Assim, o parágrafo único do art. 2.º da Lei n. 10.259/2001 derrogou o art. 61 da Lei dos Juizados Especiais Criminais (Lei n. 9.099/95). Em conseqüência, sejam da competência da Justiça Comum ou Federal, devem ser havidos como delitos de menor potencial ofensivo aqueles aos quais a lei comine, no máximo, pena detentiva não superior a dois anos ou multa. De maneira que os Juizados Especiais Criminais da Justiça Comum passam a ter competência sobre todos os delitos a que a norma de sanção imponha, no máximo, pena privativa de liberdade não superior a dois anos (até dois anos) ou multa, entendimento adotado por quase a unanimidade da doutrina e acatado pela 5.ª Turma do Superior Tribunal de Justiça no RHC n. 12.033, MS, rel. Ministro Félix Fischer, votação unânime, julgado em 13.8.2002.

A Lei n. 10.741, de 1.º de outubro de 2003, que editou o Estatuto do Idoso, em seu art. 94, determina o seguinte:
“Aos crimes previstos nesta Lei, cuja pena máxima privativa de liberdade não ultrapasse 4 (quatro) anos, aplica-se o procedimento previsto na Lei n. 9.099, de 26 de setembro de 1995, e, subsidiariamente, no que couber, as disposições do Código Penal e do Código de Processo Penal”.

Teria o referido dispositivo alterado pela segunda vez o art. 61 da Lei dos Juizados Especiais Criminais, cumprindo serem considerados crimes de menor potencial ofensivo todos aqueles cuja pena máxima abstrata detentiva não supere quatro anos, previstos no Estatuto ou não? Seriam de menor potencial ofensivo delitos como a apropriação indébita de pensão de idoso, apenada com quatro anos de reclusão (art. 102 da Lei n. 10.741/2003)? Estaria a lei nova ampliando o rol dos delitos de menor afetação jurídica?

Acreditamos que não. O art. 94 somente pretendeu imprimir à ação penal por crimes contra o idoso, com sanção abstrata máxima não superior a quatro anos, o procedimento da Lei n. 9.099/95, conferindo maior rapidez ao processo. Não seria razoável que, impondo um tratamento penal mais rigoroso aos autores de crimes contra o idoso, contraditoriamente viesse permitir a transação penal, instituto de despenalização (art. 76 da Lei dos Juizados Especiais Criminais). A ampliação do limite máximo viria permitir a concessão da roupagem de infrações de menor afetação jurídica a delitos de gravidade, como aborto consentido, furto e receptação simples, rapto, abandono material, contrabando etc.

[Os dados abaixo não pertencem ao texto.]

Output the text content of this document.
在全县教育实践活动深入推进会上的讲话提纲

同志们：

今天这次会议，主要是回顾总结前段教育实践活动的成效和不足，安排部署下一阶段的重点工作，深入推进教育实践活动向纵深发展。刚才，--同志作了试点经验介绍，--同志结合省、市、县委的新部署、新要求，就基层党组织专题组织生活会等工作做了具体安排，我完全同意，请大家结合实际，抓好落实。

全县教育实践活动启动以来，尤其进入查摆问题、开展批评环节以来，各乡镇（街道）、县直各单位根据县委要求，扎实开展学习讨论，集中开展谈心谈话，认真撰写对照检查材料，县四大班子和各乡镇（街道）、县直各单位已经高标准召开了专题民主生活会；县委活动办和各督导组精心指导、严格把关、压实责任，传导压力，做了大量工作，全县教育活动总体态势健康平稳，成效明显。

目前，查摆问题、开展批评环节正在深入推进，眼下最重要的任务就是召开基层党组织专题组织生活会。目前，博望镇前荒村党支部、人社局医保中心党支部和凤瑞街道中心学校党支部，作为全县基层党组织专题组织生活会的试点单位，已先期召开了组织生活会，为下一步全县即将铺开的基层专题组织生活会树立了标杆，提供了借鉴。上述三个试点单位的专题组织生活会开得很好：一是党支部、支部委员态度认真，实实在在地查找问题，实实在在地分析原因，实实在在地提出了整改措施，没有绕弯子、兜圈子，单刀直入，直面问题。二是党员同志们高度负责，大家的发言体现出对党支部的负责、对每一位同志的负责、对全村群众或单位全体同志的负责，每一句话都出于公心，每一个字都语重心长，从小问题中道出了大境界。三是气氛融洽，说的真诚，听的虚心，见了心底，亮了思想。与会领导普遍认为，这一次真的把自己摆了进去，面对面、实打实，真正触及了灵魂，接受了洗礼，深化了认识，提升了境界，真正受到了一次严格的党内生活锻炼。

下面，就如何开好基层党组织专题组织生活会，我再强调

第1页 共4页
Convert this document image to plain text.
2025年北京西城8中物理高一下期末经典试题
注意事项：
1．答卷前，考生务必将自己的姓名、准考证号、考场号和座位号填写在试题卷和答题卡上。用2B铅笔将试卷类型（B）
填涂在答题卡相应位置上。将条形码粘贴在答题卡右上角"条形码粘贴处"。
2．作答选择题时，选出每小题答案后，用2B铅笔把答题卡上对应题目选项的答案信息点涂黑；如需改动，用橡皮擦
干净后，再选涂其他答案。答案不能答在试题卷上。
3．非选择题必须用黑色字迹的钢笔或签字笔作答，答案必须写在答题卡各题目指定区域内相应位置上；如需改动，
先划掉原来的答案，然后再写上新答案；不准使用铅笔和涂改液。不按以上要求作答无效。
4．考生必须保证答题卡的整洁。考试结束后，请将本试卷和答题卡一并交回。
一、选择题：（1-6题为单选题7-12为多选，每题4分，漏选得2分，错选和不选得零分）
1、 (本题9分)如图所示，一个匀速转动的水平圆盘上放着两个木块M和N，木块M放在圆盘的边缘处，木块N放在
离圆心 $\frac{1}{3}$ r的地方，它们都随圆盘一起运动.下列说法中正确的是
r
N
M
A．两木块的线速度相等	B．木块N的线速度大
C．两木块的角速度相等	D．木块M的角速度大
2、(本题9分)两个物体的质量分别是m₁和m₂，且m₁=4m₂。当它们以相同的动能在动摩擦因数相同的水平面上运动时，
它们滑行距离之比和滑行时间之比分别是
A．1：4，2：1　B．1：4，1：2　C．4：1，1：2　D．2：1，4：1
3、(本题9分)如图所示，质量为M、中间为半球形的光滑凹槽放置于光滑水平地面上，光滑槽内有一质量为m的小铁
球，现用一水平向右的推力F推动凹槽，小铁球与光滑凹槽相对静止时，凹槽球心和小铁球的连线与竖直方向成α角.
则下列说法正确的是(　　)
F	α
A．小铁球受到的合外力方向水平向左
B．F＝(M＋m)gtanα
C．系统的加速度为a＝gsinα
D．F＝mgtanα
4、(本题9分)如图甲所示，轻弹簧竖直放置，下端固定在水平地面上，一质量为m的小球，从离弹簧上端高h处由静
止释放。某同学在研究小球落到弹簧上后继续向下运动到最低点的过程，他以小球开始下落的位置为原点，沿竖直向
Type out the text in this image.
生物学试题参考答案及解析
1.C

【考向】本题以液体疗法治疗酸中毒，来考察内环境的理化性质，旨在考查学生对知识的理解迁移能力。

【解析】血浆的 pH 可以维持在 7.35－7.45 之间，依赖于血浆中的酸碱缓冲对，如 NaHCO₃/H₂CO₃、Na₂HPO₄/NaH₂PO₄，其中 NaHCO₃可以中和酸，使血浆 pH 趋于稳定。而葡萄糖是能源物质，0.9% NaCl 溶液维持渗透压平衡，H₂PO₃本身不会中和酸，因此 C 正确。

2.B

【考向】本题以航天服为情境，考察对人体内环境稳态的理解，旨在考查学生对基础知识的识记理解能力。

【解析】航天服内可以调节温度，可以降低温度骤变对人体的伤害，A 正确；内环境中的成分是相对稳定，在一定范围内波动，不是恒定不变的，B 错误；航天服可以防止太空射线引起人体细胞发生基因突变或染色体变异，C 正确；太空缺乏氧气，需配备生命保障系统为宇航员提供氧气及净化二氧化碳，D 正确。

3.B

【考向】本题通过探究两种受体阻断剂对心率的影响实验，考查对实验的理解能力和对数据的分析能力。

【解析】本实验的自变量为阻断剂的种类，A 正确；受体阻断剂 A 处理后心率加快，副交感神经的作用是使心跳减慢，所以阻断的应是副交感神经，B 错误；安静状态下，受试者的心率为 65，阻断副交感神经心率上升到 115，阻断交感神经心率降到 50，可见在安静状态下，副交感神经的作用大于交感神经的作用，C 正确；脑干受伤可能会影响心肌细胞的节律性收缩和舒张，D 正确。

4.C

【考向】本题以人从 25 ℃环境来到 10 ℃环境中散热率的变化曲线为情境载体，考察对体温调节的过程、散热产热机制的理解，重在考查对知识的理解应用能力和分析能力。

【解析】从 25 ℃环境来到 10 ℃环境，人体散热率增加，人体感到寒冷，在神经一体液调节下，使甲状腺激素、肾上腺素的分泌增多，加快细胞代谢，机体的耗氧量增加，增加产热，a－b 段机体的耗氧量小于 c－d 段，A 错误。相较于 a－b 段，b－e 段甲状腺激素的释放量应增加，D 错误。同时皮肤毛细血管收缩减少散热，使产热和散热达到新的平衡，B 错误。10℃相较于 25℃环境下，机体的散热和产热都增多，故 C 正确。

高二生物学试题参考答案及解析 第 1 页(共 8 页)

O art. 61 da Lei n. 9.099/95 contém a conceituação de crimes de menor potencial ofensivo para efeito da competência dos Juizados Especiais Criminais. O art. 94 do Estatuto do Idoso disciplina a espécie de procedimento aplicável ao processo, não cuidando de infrações de menor potencial ofensivo. Temos, pois, disposições sobre temas diversos, cada uma impondo regras sobre institutos diferentes, sendo incabível a invocação do princípio da proporcionalidade.